Ajahn Karuṇadhammo • November 2013

I recently came back from a one-week visit to Tisarana Monastery in Ottawa, Canada to help them celebrate their kaṭhina ceremony. During this time I did a lot of traveling and spent some time in airports. While I was en route I noticed the alarming amount of people who were plugged into to one or another type of mobile device, either a smartphone, tablet, or laptop. It was interesting to observe them as each person seemed to be plugged into their own separate spheres or realities. They weren’t interacting with others around them and seemed quite oblivious to what was happening in their surroundings.

One man I observed was conducting his business before boarding the plane. I watched him as he made several calls and did business over the phone. He would talk, conclude a conversation, and begin another one. It occurred to me how internally caught up he was in this reality of his, this sphere of a world he created. As the announcements for the plane departure began, it seemed that there was this subtle attention off in one corner of his mind and he was able to be in touch with the fact that he was about to board the plane. When it was his turn to board, he rose up but continued to speak on the phone, conducting business up until the very last point that he sat down on the plane and had to put his phone away.

I reflected upon this and thought about how, without cell phones or portable computers, we do much of the same thing here in the monastery. It is so easy to get caught up into our own realities and dwell in these separate spheres, absorbed in what we think is some permanent condition of the mind. We can get fixated upon some idea, mind state, or concern we have and not really see that it is a changing phenomena. It could be something like a health concern or some interaction we have with someone, and we believe this reality is all that exists for us. Our thoughts can revolve around this world to the degree that we are unable to see outside of this closed perspective or view.

Then, without even noticing it, some action outside of us or something someone says, completely distracts us from this world we have become so absorbed in, and we are reborn into this new world without even remembering what we were so obsessed with just moments ago.
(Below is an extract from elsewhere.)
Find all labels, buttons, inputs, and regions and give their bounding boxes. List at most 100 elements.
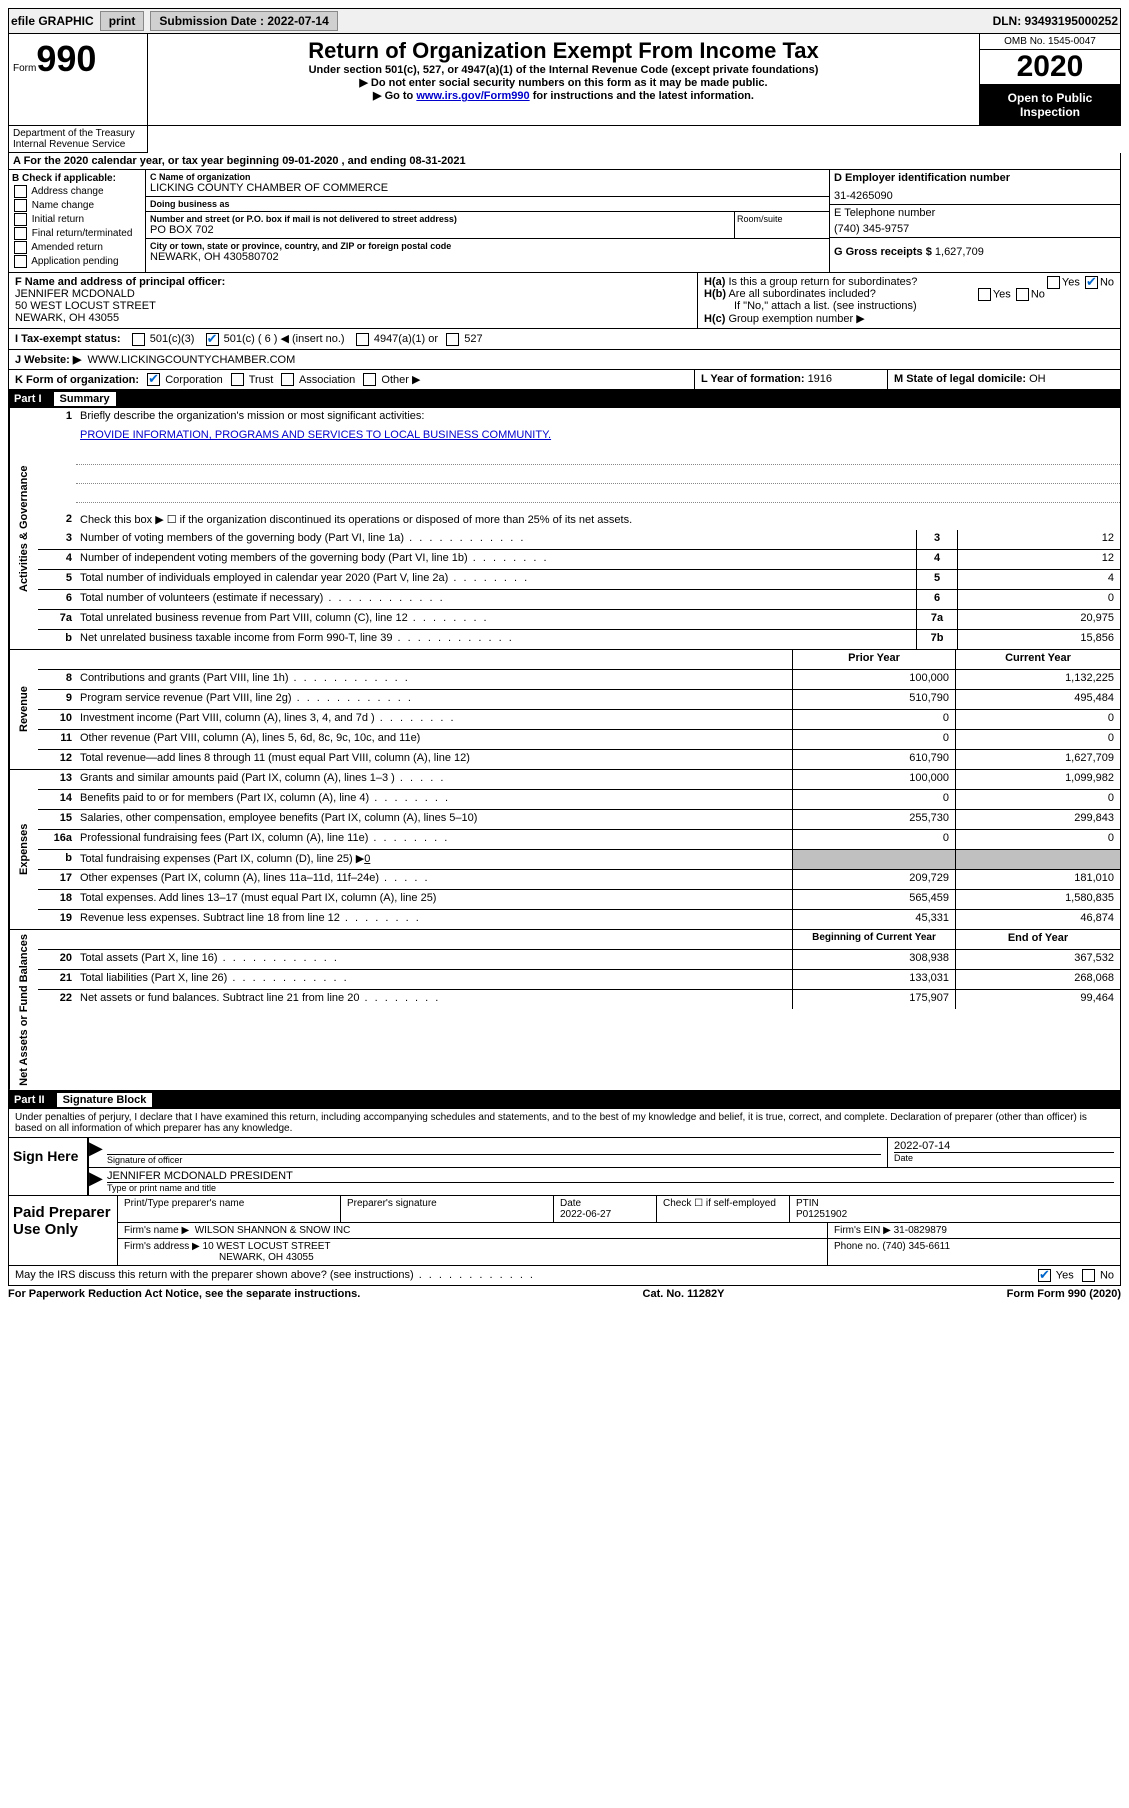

This new reality becomes the focus of attention in a way that can prevent us from seeing this entire process. It’s as if we are jumping from one world to the next with no fixed point of reference. We can be blown around by our feelings, thoughts, and preoccupations about these insubstantial experiences.

Even right now, as I end this talk, we are all going to get up, begin cleaning dishes, and prepare for the work period. This will be a completely different experience from what we are having right now. If we can be aware of this changing of worlds and not get so caught up with it, then we have the opportunity to see this blinding process and wake up to the understanding that there is something outside of our very fixed perspectives. We can learn to expand the view and have a spaciousness that can encompass our experiences from a much broader context. By doing this, we allow ourselves to see things quite differently, from a less absorbed and less self-focused point of view. When we expand the view like this, we have the opportunity to see how our minds are moving from one reality to the next, creating world after world. We can step back from that process and watch it from a centered but detached point of view. When this occurs, there is the possibility of stopping, ending this cycle of world hopping, and opening ourselves up to the reality of our present experiences.